Gordon Brown will give go ahead to crossrail

Gordon Brown has been largely silent on transport and therefore it is very difficult to assess what he is likely to do once the shortest house move in history has been completed.

Brown’s main achievement – if that’s what you can call it – was to encourage his special adviser, Shriti Vadera, to push through the hugely expensive and cumbersome Public Private Partnership for the London Underground. In return, he did a deal with John Prescott in the early days of the first Blair government to allow the receipts from road pricing to be hypothecated, a measure that has cost the Treasury little since only London has so far introduced a major scheme.

Otherwise, all the signs are that Brown has little interest in transport, especially in big expensive schemes.
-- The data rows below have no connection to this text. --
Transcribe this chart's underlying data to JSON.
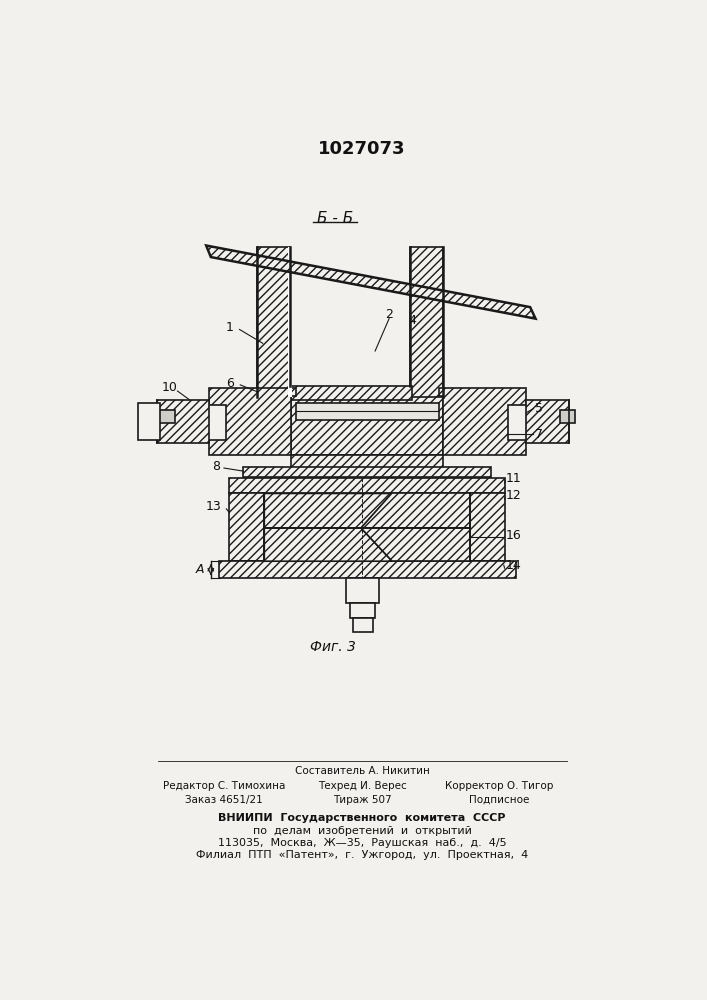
{
  "title": "1027073",
  "section_label": "Б - Б",
  "fig_label": "Фиг. 3",
  "background_color": "#f2f1ed",
  "line_color": "#1a1a1a",
  "footer": {
    "col1_line1": "Редактор С. Тимохина",
    "col1_line2": "Заказ 4651/21",
    "col2_line0": "Составитель А. Никитин",
    "col2_line1": "Техред И. Верес",
    "col2_line2": "Тираж 507",
    "col3_line1": "Корректор О. Тигор",
    "col3_line2": "Подписное",
    "vniip1": "ВНИИПИ  Государственного  комитета  СССР",
    "vniip2": "по  делам  изобретений  и  открытий",
    "vniip3": "113035,  Москва,  Ж—35,  Раушская  наб.,  д.  4/5",
    "vniip4": "Филиал  ПТП  «Патент»,  г.  Ужгород,  ул.  Проектная,  4"
  }
}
The Ten Year transport plan published in 2000, for example, promised that by 2010 there would be ‘up to 25 new light rail schemes in major cities and conurbations’ (there will have been just one, in Nottingham and a couple of extensions to the Docklands Light Railway), ‘completion of Thameslink 2000’ (still no firm go-ahead) and ‘a major East-West rail link, such as Crossrail’ (ditto). Many of those schemes have been kept on the drawing board by the Treasury’s ever rigid interpretation of its rules, its requirement for massive contingency funds and its apparent favouring of road projects, as witnessed by the apparently unpunished overspending in the road budget highlighted by the recent National Audit Office report.
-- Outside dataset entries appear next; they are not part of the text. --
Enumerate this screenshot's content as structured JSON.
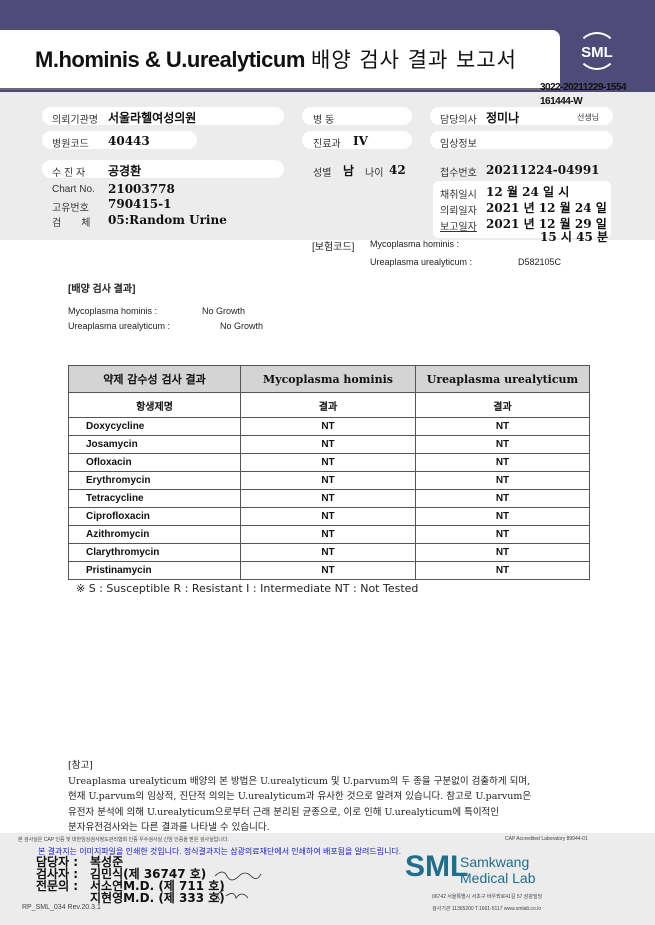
{
  "header": {
    "title_en": "M.hominis & U.urealyticum",
    "title_ko": "배양 검사 결과 보고서",
    "logo": "SML",
    "doc_id_1": "3022-20211229-1554",
    "doc_id_2": "161444-W"
  },
  "patient": {
    "institution_label": "의뢰기관명",
    "institution": "서울라헬여성의원",
    "ward_label": "병 동",
    "doctor_label": "담당의사",
    "doctor": "정미나",
    "doctor_suffix": "선생님",
    "hospital_code_label": "병원코드",
    "hospital_code": "40443",
    "dept_label": "진료과",
    "dept": "IV",
    "clinical_label": "임상정보",
    "name_label": "수 진 자",
    "name": "공경환",
    "sex_label": "성별",
    "sex": "남",
    "age_label": "나이",
    "age": "42",
    "receipt_label": "접수번호",
    "receipt": "20211224-04991",
    "chart_label": "Chart No.",
    "chart": "21003778",
    "uid_label": "고유번호",
    "uid": "790415-1",
    "specimen_label": "검　　체",
    "specimen": "05:Random Urine",
    "collect_label": "채취일시",
    "collect": "12 월 24 일 시",
    "request_label": "의뢰일자",
    "request": "2021 년 12 월 24 일",
    "report_label": "보고일자",
    "report": "2021 년 12 월 29 일",
    "report_time": "15 시 45 분"
  },
  "insurance": {
    "label": "[보험코드]",
    "mh_label": "Mycoplasma hominis :",
    "uu_label": "Ureaplasma urealyticum :",
    "uu_code": "D582105C"
  },
  "culture": {
    "title": "[배양 검사 결과]",
    "mh_label": "Mycoplasma hominis :",
    "mh": "No Growth",
    "uu_label": "Ureaplasma urealyticum :",
    "uu": "No Growth"
  },
  "sens": {
    "headers": [
      "약제 감수성 검사 결과",
      "Mycoplasma hominis",
      "Ureaplasma urealyticum"
    ],
    "sub": [
      "항생제명",
      "결과",
      "결과"
    ],
    "rows": [
      [
        "Doxycycline",
        "NT",
        "NT"
      ],
      [
        "Josamycin",
        "NT",
        "NT"
      ],
      [
        "Ofloxacin",
        "NT",
        "NT"
      ],
      [
        "Erythromycin",
        "NT",
        "NT"
      ],
      [
        "Tetracycline",
        "NT",
        "NT"
      ],
      [
        "Ciprofloxacin",
        "NT",
        "NT"
      ],
      [
        "Azithromycin",
        "NT",
        "NT"
      ],
      [
        "Clarythromycin",
        "NT",
        "NT"
      ],
      [
        "Pristinamycin",
        "NT",
        "NT"
      ]
    ],
    "legend": "※ S : Susceptible R : Resistant I : Intermediate NT : Not Tested"
  },
  "note": {
    "title": "[참고]",
    "lines": [
      "Ureaplasma urealyticum 배양의 본 방법은 U.urealyticum 및 U.parvum의 두 종을 구분없이 검출하게 되며,",
      "현재 U.parvum의 임상적, 진단적 의의는 U.urealyticum과 유사한 것으로 알려져 있습니다. 참고로 U.parvum은",
      "유전자 분석에 의해 U.urealyticum으로부터 근래 분리된 균종으로, 이로 인해 U.urealyticum에 특이적인",
      "분자유전검사와는 다른 결과를 나타낼 수 있습니다."
    ]
  },
  "footer": {
    "cert": "본 검사실은 CAP 인증 및 대한임상검사정도관리협회 인증 우수검사실 신임 인증을 받은 검사실입니다.",
    "cap": "CAP Accredited Laboratory 89944-01",
    "notice": "본 결과지는 이미지파일을 인쇄한 것입니다. 정식결과지는 삼광의료재단에서 인쇄하여 배포됨을 알려드립니다.",
    "manager_label": "담당자 :",
    "manager": "복성준",
    "tester_label": "검사자 :",
    "tester": "김민식(제 36747 호)",
    "specialist_label": "전문의 :",
    "specialist1": "서소연M.D. (제 711 호)",
    "specialist2": "지현영M.D. (제 333 호)",
    "lab_logo": "SML",
    "lab_name1": "Samkwang",
    "lab_name2": "Medical Lab",
    "address": "06742 서울특별시 서초구 바우뫼로41길 57 삼광빌딩",
    "contact": "검사기관 11365200 T.1661-5117 www.smlab.co.kr",
    "form": "RP_SML_034 Rev.20.3.1"
  }
}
Brown, too, put a stop to the extra investment that the late Sir Alistair Morton, wanted to channel through train operators when he was head of the Strategic Rail Authority, because the Treasury realised most of the investment would come from the public sector. Indeed, recently the policy has been completely reversed putting a block on investment by operators. Franchise negotiations with the train operators have been so tight that billion pound surpluses are now routinely agreed (although the economics of the industry are distorted by the direct payments made to Network Rail).

On the other hand, aviation, where the money largely comes from the private sector – albeit through a regulatory system – has been encouraged to continue its expansion without restraint, despite the all too obvious environmental effects.
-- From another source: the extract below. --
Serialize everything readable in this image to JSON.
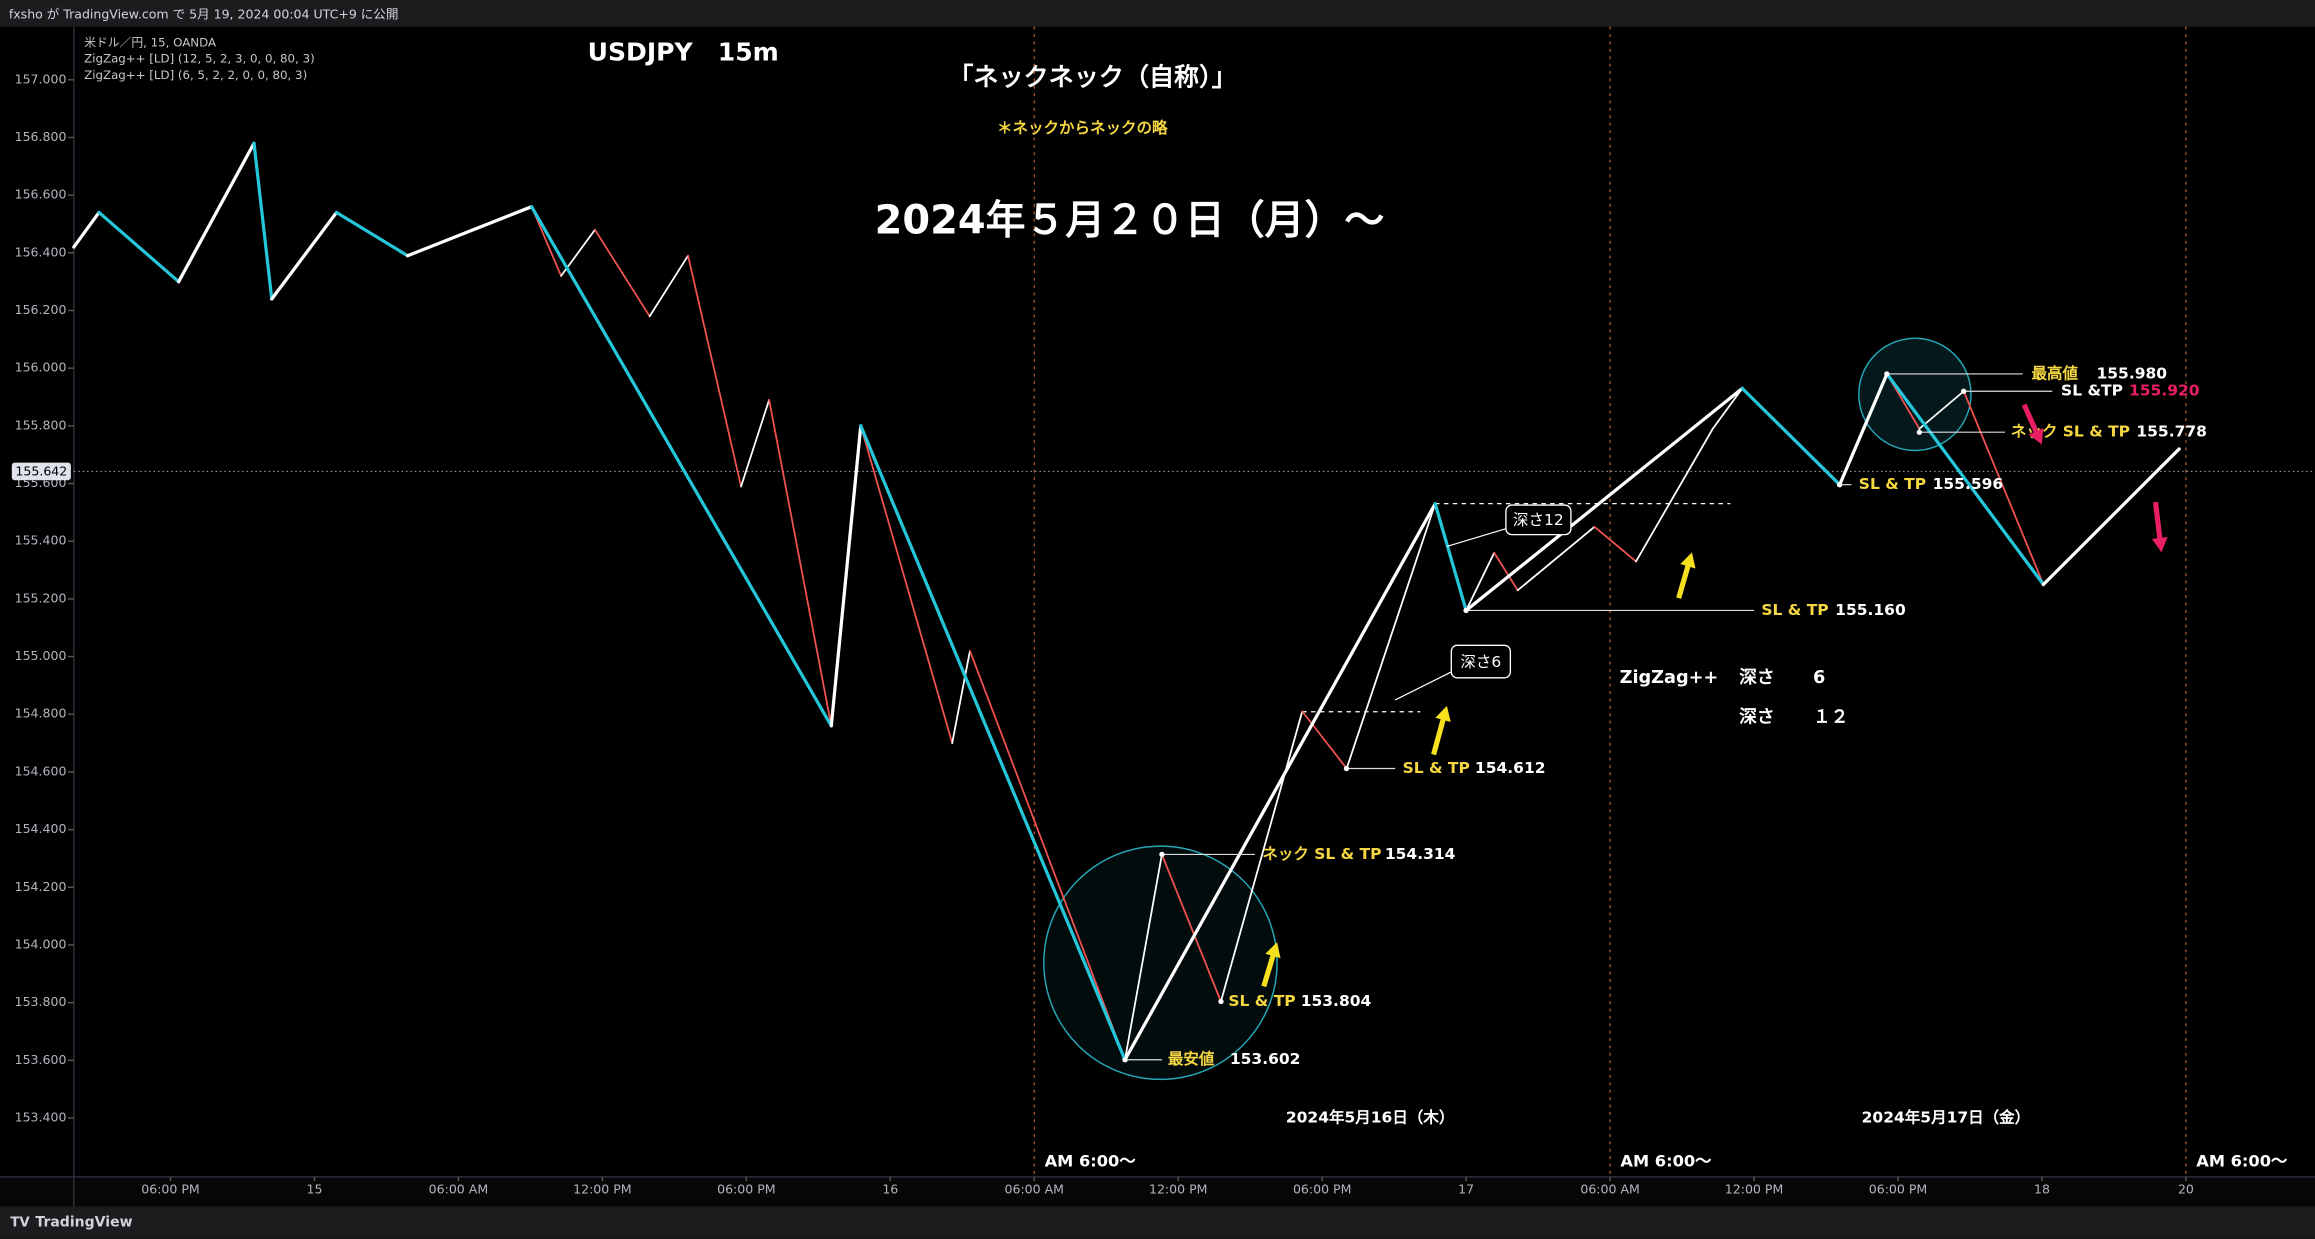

So why, as a betting man, would I put a considerable sum on Brown giving the go-ahead for Crossrail as one of the highlights of his attempt to stamp an early mark on his premiership despite the fact that much of the funding will have to come from government coffers? Well, the scheme pushes all the right buttons: it is strongly supported by Brown’s pals in the City, it will be seen as a decisive move following all the dithering over the scheme (it would be churlish to remind him that much of the delay has been as a result of Treasury obduracy) and he will be able to point to innovative forms of funding that will reduce the burden on central government, such as a special business rate for London businesses.

Largely, though, the funding will be conventional because most of the risk will stay in the public sector and the lessons of the PPP cannot have been missed in No 11 because they have been so obvious. To say that Brown’s approval of Crossrail will be replete with ironies is, therefore, a gross understatement, but that will not make it any less welcome for Londoners suffering the overcrowding on the Tube system that the scheme is largely designed to alleviate.